Introducing organisms with high nitrogen content: Nitrogen speeds up the rate of decomposition. Already clipped grass can be added to the pile. Also, food waste and soil from a garden, if available, are rich in nitrogen and can be added to the leaf pile to speed up decomposition. However, if none of these is available, fertiliser can be measured and mixed into the leaf pile to achieve similar results.
This helps to increase the activities of microorganisms (most of which need nitrogen for their metabolic activities and growth) and bacteria in the pile. This ultimately increases the decomposition rate.
Shredding of leaves: Shredding of leaves helps reduce the possibility of matting. To shred, the leaves can be run over by a lawnmower or passed through a compost mill or leaf shredder. This helps to increase the surface area of leaves and provides an increased area for microorganisms to act on.
Mixing the leaves: Every 12 days the compost pile of leaves can be turned through.

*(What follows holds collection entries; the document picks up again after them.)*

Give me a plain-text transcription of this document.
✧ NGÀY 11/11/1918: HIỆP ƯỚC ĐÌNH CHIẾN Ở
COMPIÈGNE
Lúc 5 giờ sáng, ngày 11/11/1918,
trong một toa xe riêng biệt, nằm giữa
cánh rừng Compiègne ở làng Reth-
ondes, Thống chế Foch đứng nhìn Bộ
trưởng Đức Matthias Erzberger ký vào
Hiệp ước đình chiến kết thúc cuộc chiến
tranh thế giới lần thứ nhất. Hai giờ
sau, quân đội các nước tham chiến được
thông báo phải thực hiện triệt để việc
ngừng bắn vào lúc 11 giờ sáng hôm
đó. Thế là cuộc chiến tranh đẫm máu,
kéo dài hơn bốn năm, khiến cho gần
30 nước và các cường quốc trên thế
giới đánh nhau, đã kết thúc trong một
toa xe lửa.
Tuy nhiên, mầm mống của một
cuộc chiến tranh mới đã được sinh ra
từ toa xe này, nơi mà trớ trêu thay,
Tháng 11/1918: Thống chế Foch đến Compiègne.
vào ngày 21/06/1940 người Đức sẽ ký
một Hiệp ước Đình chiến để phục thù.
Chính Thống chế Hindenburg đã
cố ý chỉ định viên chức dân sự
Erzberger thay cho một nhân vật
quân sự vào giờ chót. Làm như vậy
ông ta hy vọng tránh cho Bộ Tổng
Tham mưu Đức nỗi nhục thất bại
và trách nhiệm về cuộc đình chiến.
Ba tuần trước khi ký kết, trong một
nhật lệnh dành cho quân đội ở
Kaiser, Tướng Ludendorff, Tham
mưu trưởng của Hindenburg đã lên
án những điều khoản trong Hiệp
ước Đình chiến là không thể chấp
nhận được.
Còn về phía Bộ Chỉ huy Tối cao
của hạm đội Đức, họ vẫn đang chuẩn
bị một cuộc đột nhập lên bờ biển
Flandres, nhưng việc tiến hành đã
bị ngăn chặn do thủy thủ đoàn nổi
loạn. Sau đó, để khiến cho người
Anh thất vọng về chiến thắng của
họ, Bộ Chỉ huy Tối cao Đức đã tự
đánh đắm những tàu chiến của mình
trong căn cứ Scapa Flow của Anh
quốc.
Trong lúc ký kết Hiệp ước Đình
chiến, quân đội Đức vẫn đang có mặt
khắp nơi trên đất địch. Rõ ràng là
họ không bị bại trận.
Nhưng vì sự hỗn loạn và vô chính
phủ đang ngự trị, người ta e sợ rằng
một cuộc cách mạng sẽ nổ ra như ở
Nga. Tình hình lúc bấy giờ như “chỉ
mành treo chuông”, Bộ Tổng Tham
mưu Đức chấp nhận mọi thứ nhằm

This helps introduce oxygen, which is very important for decomposition, into the pile. The oxygen would help increase microbial activity in the pile.
Adding old compost to the new pile: The addition of old compost helps introduce microorganisms into the new pile. This kicks off decomposition in the new pile.
Adequate moisture: The leaf pile should not be left dry. It should be kept moist constantly to ensure that the decomposition process does not slow down. A sprinkler or hose can be used to add moisture to the leaf pile.
Arrange your pile in layers: Your leaf pile should be arranged alternate with compost or fertiliser. This would increase microbial action and induce the breakdown of leaves in the pile.
There are many ways to increase the decomposition process of leaves. Nitrogen plays a major role in the decomposition of leaves and therefore is an essential ingredient for leaf composting. The method used in leaf composting determines how much time the decomposition of the leaf pile will take. Leaves suitable for leaf composting should be used. The use of unsuitable leaves would prolong the decomposition process.